One possible explanation is that they represent a more youthful iteration of the video game industry, one that most would rather remember only on overly long podcasts and nostalgic magazine spreads. Developers want to show that games have grown up, and “cheating” is an abuse best left to children, not makers of art. On the litany of gaming tropes, it is the cancer most easily removed to show signs of progress.

Or maybe it’s the manifestation of progressive gamification. That may sound ridiculous given what we’re talking about after all, but gamification is about more than turning things into, well, games. It taps into the complex interlocking mechanisms of human psychology and finds what makes people tick on the most primal level, which in its current form turns out to be “I did something so give me a reward.”
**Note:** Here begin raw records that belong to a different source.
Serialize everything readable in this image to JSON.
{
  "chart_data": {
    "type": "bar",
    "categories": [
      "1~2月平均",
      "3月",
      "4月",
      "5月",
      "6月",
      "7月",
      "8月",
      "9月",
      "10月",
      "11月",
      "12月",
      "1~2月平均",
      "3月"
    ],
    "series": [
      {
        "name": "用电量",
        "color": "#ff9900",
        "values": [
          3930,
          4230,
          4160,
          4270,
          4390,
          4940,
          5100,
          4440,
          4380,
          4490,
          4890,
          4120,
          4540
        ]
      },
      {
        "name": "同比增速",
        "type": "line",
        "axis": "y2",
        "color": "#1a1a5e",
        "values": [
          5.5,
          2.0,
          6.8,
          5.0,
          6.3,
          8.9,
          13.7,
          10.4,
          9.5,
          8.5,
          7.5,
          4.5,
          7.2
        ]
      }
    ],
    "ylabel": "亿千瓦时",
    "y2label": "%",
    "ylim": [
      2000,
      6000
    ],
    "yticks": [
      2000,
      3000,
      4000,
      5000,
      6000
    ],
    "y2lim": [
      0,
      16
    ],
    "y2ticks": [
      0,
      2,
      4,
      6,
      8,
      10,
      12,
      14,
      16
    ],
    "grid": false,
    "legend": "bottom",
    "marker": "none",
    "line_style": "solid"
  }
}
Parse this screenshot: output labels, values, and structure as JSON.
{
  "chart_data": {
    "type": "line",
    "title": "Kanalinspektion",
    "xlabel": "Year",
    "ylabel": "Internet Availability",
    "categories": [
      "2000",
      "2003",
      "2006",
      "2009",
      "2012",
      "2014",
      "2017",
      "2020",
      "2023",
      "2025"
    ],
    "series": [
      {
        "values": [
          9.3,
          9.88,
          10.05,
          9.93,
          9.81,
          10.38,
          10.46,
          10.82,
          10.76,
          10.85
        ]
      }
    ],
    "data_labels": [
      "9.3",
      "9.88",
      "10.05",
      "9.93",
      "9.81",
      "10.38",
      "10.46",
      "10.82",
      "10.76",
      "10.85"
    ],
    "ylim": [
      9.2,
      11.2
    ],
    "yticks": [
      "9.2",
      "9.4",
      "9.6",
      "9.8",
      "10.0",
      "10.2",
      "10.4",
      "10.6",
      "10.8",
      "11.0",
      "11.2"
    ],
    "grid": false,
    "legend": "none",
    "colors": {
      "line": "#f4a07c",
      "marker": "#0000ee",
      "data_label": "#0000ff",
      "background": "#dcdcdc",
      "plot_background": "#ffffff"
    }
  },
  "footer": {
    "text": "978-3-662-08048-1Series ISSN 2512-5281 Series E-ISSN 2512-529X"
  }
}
It’s represented in so many ways today: Foursquare badges, frequent buyer reward cards, exercise apps that apply arbitrary points to various activities. We’ve become an achievement/trophy-infused society, but we’ve gone beyond the point where mere recognition satisfies us. Now those badges earn us discounts and higher Klout scores land us free Starbucks. So why not put what used to be cheats behind unlockable bonuses? If you want to earn extra experience points or cause more damage, you’d better earn it, dammit.

Which is a shame because no matter how many monkeys you put at your typewriters—err, controllers, you’ll never crank out a cheat code that pretty much didn’t exist until you came along with your legion of primates. Now you look at a menu and think, “hmm, just kill another 200 dudes and I get to play in wireframe mode.” Or shoot rockets from a pistol. Or have infinite health. It’s all a clinical system of looking at a to-do list and then doing it, which will of course satisfy your lust for achieving something, but discovering something? Creating something with your hands? Not even close.

Or maybe I’m just crazy. Maybe I’m misremembering things. As opposed to hammering away at a controller for hours on end, why not just pick up one of those code books from the super market or ask the kid with the Nintendo Power subscriptions? That was way easier, but it also lacked both the sense of discovery and achievement either way you go about it.

So maybe they are a relic of a bygone era. Those code books don’t exist anymore. Magazines are on the way out. That local community doesn’t exist anymore, the one where you would hear whispers of being able to bring back Aeris or how you can glitch your way to a hidden city in the sky. When everything is so readily available and verified on the Internet, what is there left to do but gate away your treasures behind frivolous goals and accomplishments? What is there left to do but think fondly of when we had in our hands the power to discover?

What is there left after this matter of creation is taken from us?